Я позволил себе выделить все эти разнообразные пределы и массы и составляющие состава – просто так, исключительно из личного ехидства. Мы ведь уже согласились, не правда ли, что где стиля нет, там и стилистических ошибок не бывает? Совсем не в стиле – назойливый магнетизм этой странной книжки. Но и фабула ни при чем, какая там фабула – так, обзор отрочества, конспект первой главы условных мемуаров. Почти нет событий – сплошь впечатления. Но какие!
Над этой книжкой я, ровесник сочинителя, впервые понял ясно, что хотя отцы и матери у нас, у мальчиков победившего социализма, были разные, зато дедушка – один, и родители перед ним трепетали не меньше нас – примерно как в “Страшной мести” Гоголя. И что сущность нашего могучего колдуна была подобна массе, которою овладела идея… Или наоборот – резонансному ускорителю инстинктов.

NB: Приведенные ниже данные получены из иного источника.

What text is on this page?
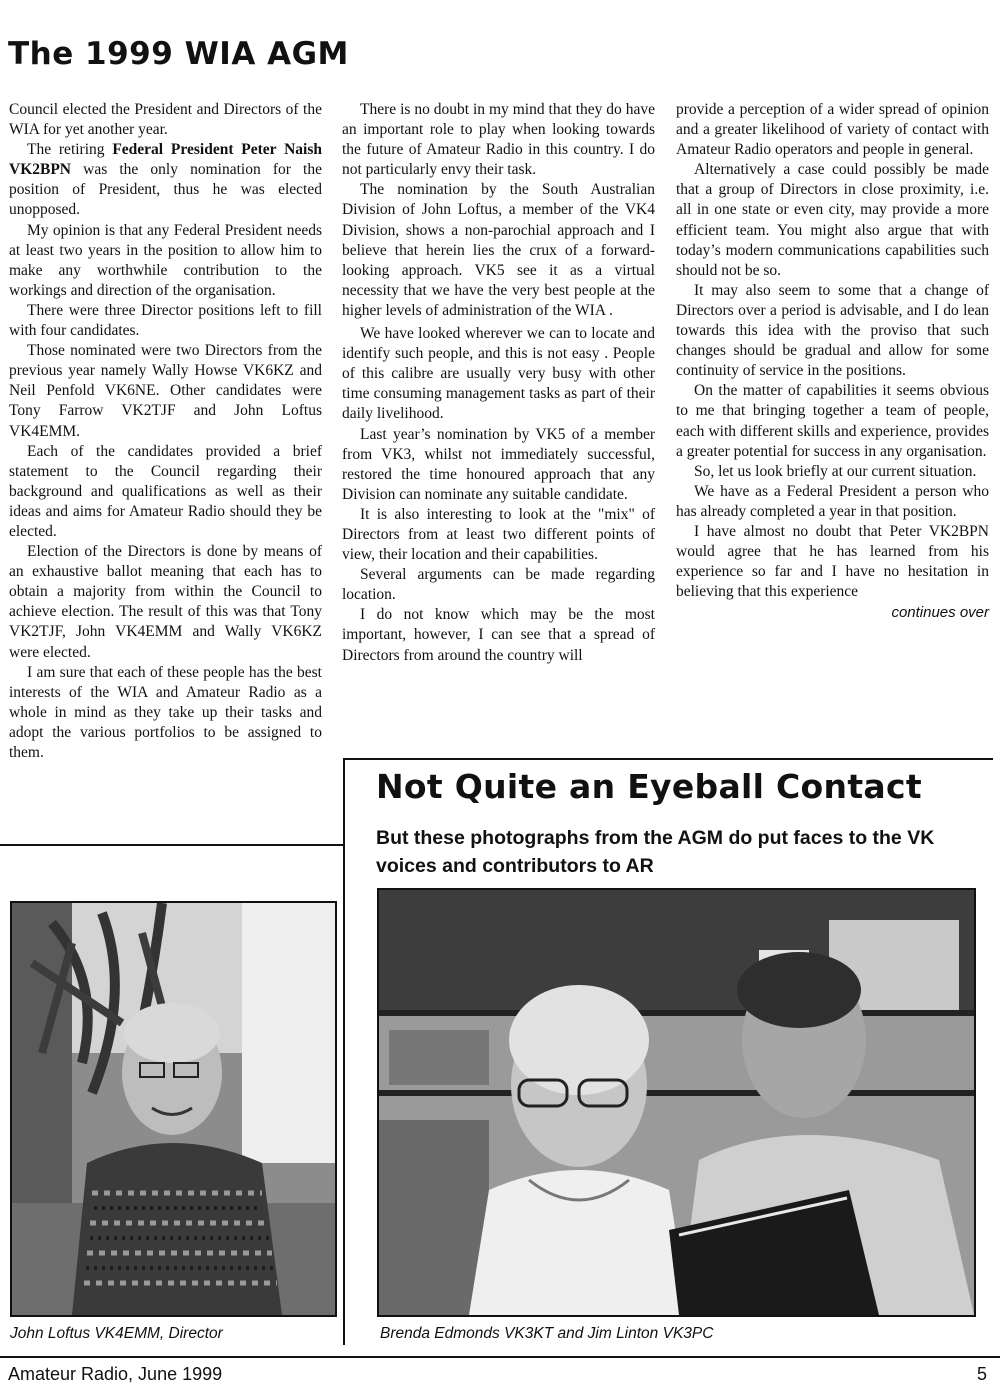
The 1999 WIA AGM

Council elected the President and Directors of the WIA for yet another year.

The retiring Federal President Peter Naish VK2BPN was the only nomination for the position of President, thus he was elected unopposed.

My opinion is that any Federal President needs at least two years in the position to allow him to make any worthwhile contribution to the workings and direction of the organisation.

There were three Director positions left to fill with four candidates.

Those nominated were two Directors from the previous year namely Wally Howse VK6KZ and Neil Penfold VK6NE. Other candidates were Tony Farrow VK2TJF and John Loftus VK4EMM.

Each of the candidates provided a brief statement to the Council regarding their background and qualifications as well as their ideas and aims for Amateur Radio should they be elected.

Election of the Directors is done by means of an exhaustive ballot meaning that each has to obtain a majority from within the Council to achieve election. The result of this was that Tony VK2TJF, John VK4EMM and Wally VK6KZ were elected.

I am sure that each of these people has the best interests of the WIA and Amateur Radio as a whole in mind as they take up their tasks and adopt the various portfolios to be assigned to them.

There is no doubt in my mind that they do have an important role to play when looking towards the future of Amateur Radio in this country. I do not particularly envy their task.

The nomination by the South Australian Division of John Loftus, a member of the VK4 Division, shows a non-parochial approach and I believe that herein lies the crux of a forward-looking approach. VK5 see it as a virtual necessity that we have the very best people at the higher levels of administration of the WIA .

We have looked wherever we can to locate and identify such people, and this is not easy . People of this calibre are usually very busy with other time consuming management tasks as part of their daily livelihood.

Last year’s nomination by VK5 of a member from VK3, whilst not immediately successful, restored the time honoured approach that any Division can nominate any suitable candidate.

It is also interesting to look at the "mix" of Directors from at least two different points of view, their location and their capabilities.

Several arguments can be made regarding location.

I do not know which may be the most important, however, I can see that a spread of Directors from around the country will

provide a perception of a wider spread of opinion and a greater likelihood of variety of contact with Amateur Radio operators and people in general.

Alternatively a case could possibly be made that a group of Directors in close proximity, i.e. all in one state or even city, may provide a more efficient team. You might also argue that with today’s modern communications capabilities such should not be so.

It may also seem to some that a change of Directors over a period is advisable, and I do lean towards this idea with the proviso that such changes should be gradual and allow for some continuity of service in the positions.

On the matter of capabilities it seems obvious to me that bringing together a team of people, each with different skills and experience, provides a greater potential for success in any organisation.

So, let us look briefly at our current situation.

We have as a Federal President a person who has already completed a year in that position.

I have almost no doubt that Peter VK2BPN would agree that he has learned from his experience so far and I have no hesitation in believing that this experience

continues over

Not Quite an Eyeball Contact

But these photographs from the AGM do put faces to the VK voices and contributors to AR

John Loftus VK4EMM, Director	Brenda Edmonds VK3KT and Jim Linton VK3PC

Amateur Radio, June 1999	5
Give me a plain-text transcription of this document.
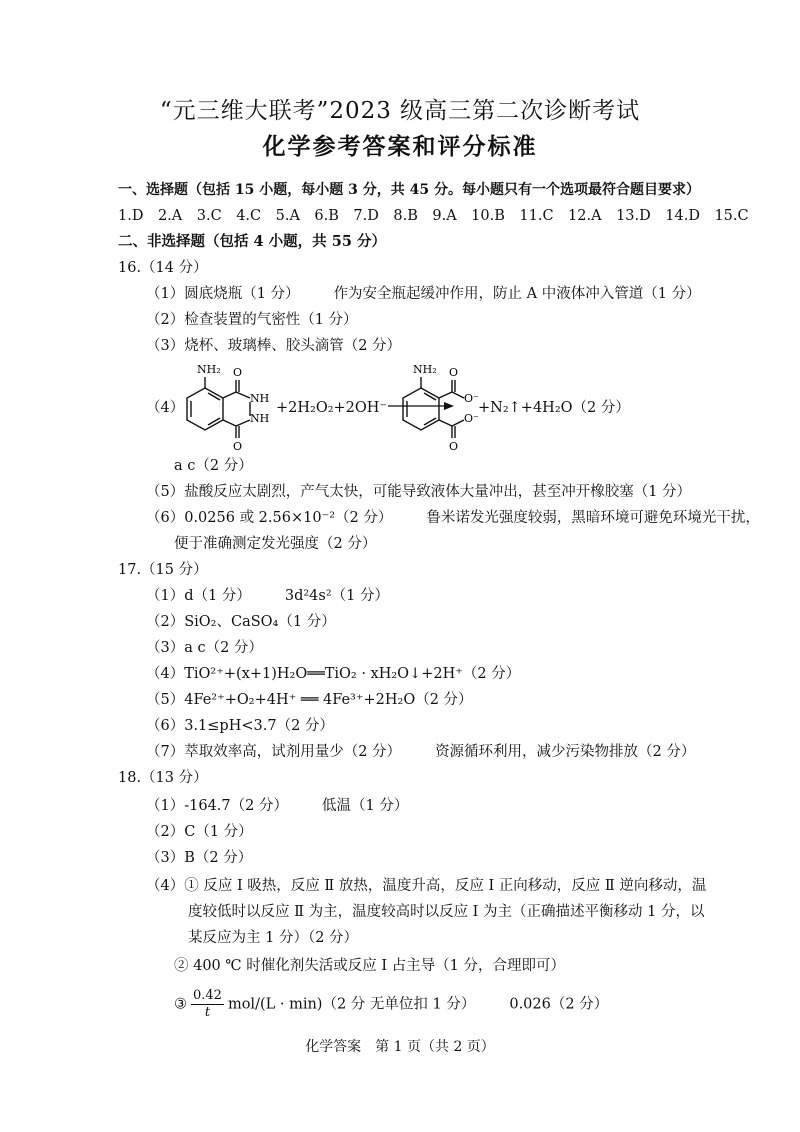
“元三维大联考”2023 级高三第二次诊断考试
化学参考答案和评分标准
一、选择题（包括 15 小题，每小题 3 分，共 45 分。每小题只有一个选项最符合题目要求）
1.D　2.A　3.C　4.C　5.A　6.B　7.D　8.B　9.A　10.B　11.C　12.A　13.D　14.D　15.C
二、非选择题（包括 4 小题，共 55 分）
16.（14 分）
（1）圆底烧瓶（1 分） 作为安全瓶起缓冲作用，防止 A 中液体冲入管道（1 分）
（2）检查装置的气密性（1 分）
（3）烧杯、玻璃棒、胶头滴管（2 分）
（4）
NH₂ O
NH
NH
O
+2H₂O₂+2OH⁻
NH₂ O
O⁻
O⁻
O
+N₂↑+4H₂O（2 分）
a c（2 分）
（5）盐酸反应太剧烈，产气太快，可能导致液体大量冲出，甚至冲开橡胶塞（1 分）
（6）0.0256 或 2.56×10⁻²（2 分） 鲁米诺发光强度较弱，黑暗环境可避免环境光干扰，
便于准确测定发光强度（2 分）
17.（15 分）
（1）d（1 分） 3d²4s²（1 分）
（2）SiO₂、CaSO₄（1 分）
（3）a c（2 分）
（4）TiO²⁺+(x+1)H₂O══TiO₂ · xH₂O↓+2H⁺（2 分）
（5）4Fe²⁺+O₂+4H⁺ ══ 4Fe³⁺+2H₂O（2 分）
（6）3.1≤pH<3.7（2 分）
（7）萃取效率高，试剂用量少（2 分） 资源循环利用，减少污染物排放（2 分）
18.（13 分）
（1）-164.7（2 分） 低温（1 分）
（2）C（1 分）
（3）B（2 分）
（4）① 反应 Ⅰ 吸热，反应 Ⅱ 放热，温度升高，反应 Ⅰ 正向移动，反应 Ⅱ 逆向移动，温
度较低时以反应 Ⅱ 为主，温度较高时以反应 Ⅰ 为主（正确描述平衡移动 1 分，以
某反应为主 1 分）（2 分）
② 400 ℃ 时催化剂失活或反应 Ⅰ 占主导（1 分，合理即可）
③ $\frac{0.42}{t} mol/(L \cdot \min)(2$ 分 无单位扣 1 分） 0.026（2 分）
化学答案　第 1 页（共 2 页）
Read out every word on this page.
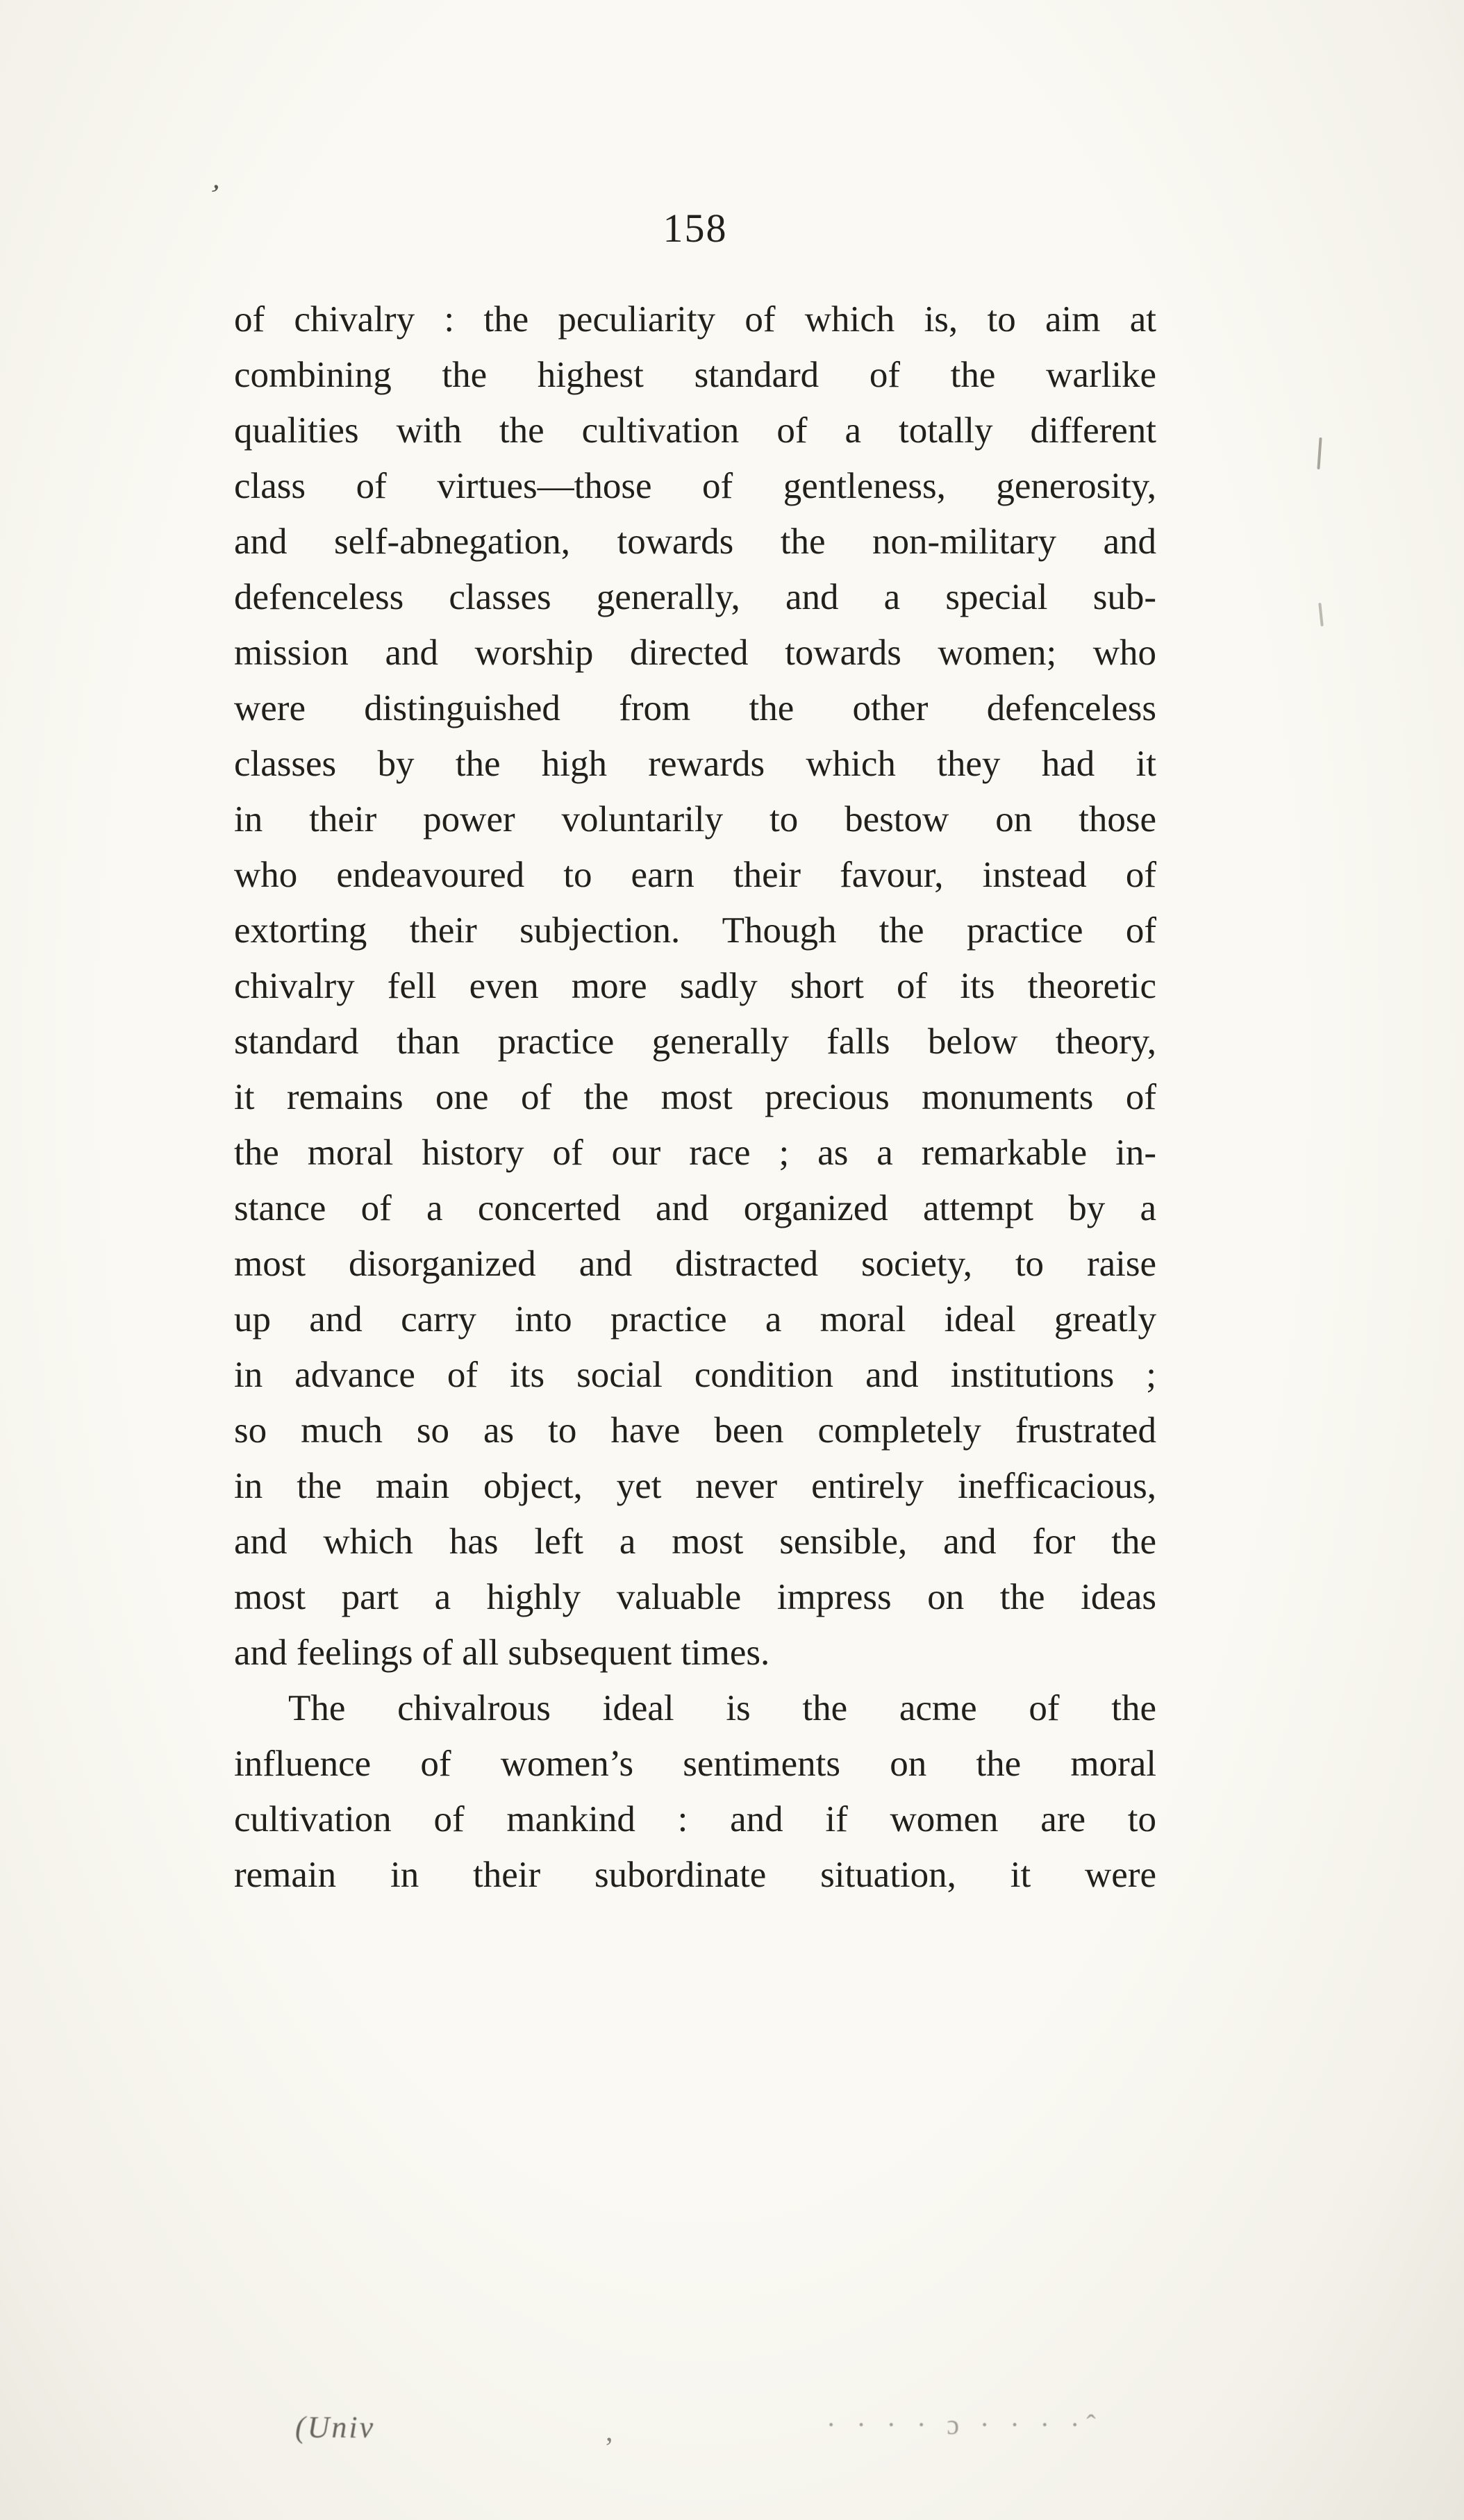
’
158
of chivalry : the peculiarity of which is, to aim at
combining the highest standard of the warlike
qualities with the cultivation of a totally different
class of virtues—those of gentleness, generosity,
and self-abnegation, towards the non-military and
defenceless classes generally, and a special sub-
mission and worship directed towards women; who
were distinguished from the other defenceless
classes by the high rewards which they had it
in their power voluntarily to bestow on those
who endeavoured to earn their favour, instead of
extorting their subjection. Though the practice of
chivalry fell even more sadly short of its theoretic
standard than practice generally falls below theory,
it remains one of the most precious monuments of
the moral history of our race ; as a remarkable in-
stance of a concerted and organized attempt by a
most disorganized and distracted society, to raise
up and carry into practice a moral ideal greatly
in advance of its social condition and institutions ;
so much so as to have been completely frustrated
in the main object, yet never entirely inefficacious,
and which has left a most sensible, and for the
most part a highly valuable impress on the ideas
and feelings of all subsequent times.
The chivalrous ideal is the acme of the
influence of women’s sentiments on the moral
cultivation of mankind : and if women are to
remain in their subordinate situation, it were
(Univ	,	· · · · ɔ · · · ·ˆ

И меня нисколько не удивляет, что автор – точней сказать, Д.А.Пригов – этого сочинения подробно и с бесконечной серьезностью изображает в этих очерках детства истребление тараканов, а также крыс… Что он ненавидит плоть и презирает речь, с болезненным наслаждением низводит естество к веществу и с пылкой скорбью пародирует собственную память. Неумолимым Ревизором облетает свою Вечность, лично ему данную в ощущениях: две-три нити настоящего света провисают над бездной, где копошится неистощимая биомасса, одержимая злой волей и смертным страхом, – и Я, бедное ослепительное Я – мало того что Я всего лишь атом этого сверхсущества, омерзительного невообразимо, – Я, хуже того, управляемый атом, а никакой не Ревизор…
Путешествие по этой унизительной, презренной реальности, раскрываемой как внутренний опыт, обрывается встречей с чем-то или кем-то чересчур похожим на Князя Тьмы – глаза в глаза. Эффектная последняя страница, пожалуй, искупает многочисленные (не названные мной) и важные недостатки сочинения, потому что ими приуготовлена: словно фокус все не удавался, не получался – и вдруг вышел. Сотая или двухсотая гипербола стала наконец метафорой, вобравшей в себя весь предыдущий текст. Ужасный и печальный вышел фокус – в черном ниоткуда луче не поспоришь с простой мыслью, на которую все и прежде намекало: что бесцветное наше, плоское, почти безличное прошлое, где словно бы и не было ничего, кроме эксцессов быта и обрядов мифологии, что это пошлое прошлое – вечно действующая модель ада, каким он представлен в трактатах Сведенборга или К.С.Льюиса. Но эти авторы писали человеческим языком, а Д.А.Пригов – колорита местного ради – вовсю использует скрежет зубовный.